In contrast, ecosystem tokens are designed to be used. They circulate between the participants in the ecosystem, with the tokens rising in value as the demand for tokens increases. As individual tokens become more valuable, a single token should buy more services from the ecosystem, with the participants making higher revenues from the increased volume of transactions. As such, early token-holders could expect to gain from the appreciation of the value of their tokens without rising token prices killing the ecosystem.

There are also all manner of other token schemes, which I can’t cover here. But, contrasted with equity-like tokens, ecosystem tokens seem to me like a genuinely useful financial innovation, and one which should become part of regular finance in the future.

So, how do token issuers create ecosystems? My suggestion is that token sales should not just fund a single business, but should fund the ecosystem of other businesses around them too. In the case of SDWB, that means funding content creators as well as the core platform, and possibly several other ancillary services too. The token issuer has to play a dual role — they’re probably the one setting up the core platform, but they also have to play a role as an ecosystem catalyst.
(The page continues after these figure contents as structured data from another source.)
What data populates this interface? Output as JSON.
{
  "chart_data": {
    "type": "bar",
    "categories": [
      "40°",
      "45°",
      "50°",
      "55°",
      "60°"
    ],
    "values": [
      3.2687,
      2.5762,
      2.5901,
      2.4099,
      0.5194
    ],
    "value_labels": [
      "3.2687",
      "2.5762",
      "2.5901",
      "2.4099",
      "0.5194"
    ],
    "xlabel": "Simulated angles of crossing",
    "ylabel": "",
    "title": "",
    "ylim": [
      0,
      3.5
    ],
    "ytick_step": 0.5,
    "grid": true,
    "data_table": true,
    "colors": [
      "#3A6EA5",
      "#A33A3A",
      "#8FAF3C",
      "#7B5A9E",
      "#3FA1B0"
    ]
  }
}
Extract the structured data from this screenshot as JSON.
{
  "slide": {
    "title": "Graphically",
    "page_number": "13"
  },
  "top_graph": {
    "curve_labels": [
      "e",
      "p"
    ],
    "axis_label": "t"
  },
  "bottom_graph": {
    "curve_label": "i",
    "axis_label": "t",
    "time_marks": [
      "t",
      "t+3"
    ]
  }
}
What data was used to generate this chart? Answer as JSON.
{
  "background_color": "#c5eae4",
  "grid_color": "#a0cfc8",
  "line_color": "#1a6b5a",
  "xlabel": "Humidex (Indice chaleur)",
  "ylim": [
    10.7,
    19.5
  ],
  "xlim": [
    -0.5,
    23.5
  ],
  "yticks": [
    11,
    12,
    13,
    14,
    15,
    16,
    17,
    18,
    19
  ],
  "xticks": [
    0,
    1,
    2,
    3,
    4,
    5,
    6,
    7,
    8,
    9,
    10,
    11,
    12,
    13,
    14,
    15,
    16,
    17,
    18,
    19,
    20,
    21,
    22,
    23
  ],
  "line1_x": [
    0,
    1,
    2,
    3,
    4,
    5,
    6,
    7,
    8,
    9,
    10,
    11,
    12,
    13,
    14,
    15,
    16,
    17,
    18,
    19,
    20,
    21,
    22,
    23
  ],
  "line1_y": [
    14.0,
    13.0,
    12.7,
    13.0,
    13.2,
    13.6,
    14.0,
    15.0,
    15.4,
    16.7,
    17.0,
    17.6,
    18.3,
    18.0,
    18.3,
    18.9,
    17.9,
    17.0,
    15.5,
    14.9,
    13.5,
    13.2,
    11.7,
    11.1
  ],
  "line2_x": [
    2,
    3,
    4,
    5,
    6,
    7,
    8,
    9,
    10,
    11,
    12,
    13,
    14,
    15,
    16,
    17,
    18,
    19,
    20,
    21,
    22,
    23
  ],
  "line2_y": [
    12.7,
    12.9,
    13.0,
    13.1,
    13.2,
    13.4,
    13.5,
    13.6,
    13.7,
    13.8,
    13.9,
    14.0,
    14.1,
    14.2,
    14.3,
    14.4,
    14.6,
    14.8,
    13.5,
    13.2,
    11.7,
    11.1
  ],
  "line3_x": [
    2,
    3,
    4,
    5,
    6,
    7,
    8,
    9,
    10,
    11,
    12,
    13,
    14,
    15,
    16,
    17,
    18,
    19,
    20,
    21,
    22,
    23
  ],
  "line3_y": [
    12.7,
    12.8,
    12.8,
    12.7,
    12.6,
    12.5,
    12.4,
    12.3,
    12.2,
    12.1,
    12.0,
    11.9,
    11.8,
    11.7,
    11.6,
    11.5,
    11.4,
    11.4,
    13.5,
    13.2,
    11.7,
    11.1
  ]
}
What this looks like in practice may vary. In some cases, it may end up looking quite like Slack’s venture fund. In other cases, it may look like Bountysource. There’s no best practice right now, but if ICOs disrupt traditional VCs, a new role as ecosystem curators may beckon.

Conclusion

All of this is fairly speculative, and is much more optimstic in outlook than my normal take on things. Put simply, I think we have enough critiques of the ICO market right now, and I’m more interested in trying to rescue the good and useful ideas that have bubbled (pun intended) to the surface. For these things to become practical at scale, much more regulatory compliance work will be needed, and maybe even regulatory changes. Many more people will end up getting it wrong than those who get it right, but the ones that get it right deserve our support and encouragement.

It should go without saying that none of the above constitutes investment advice, or a recommendation of any particular token, ICO or investment scheme.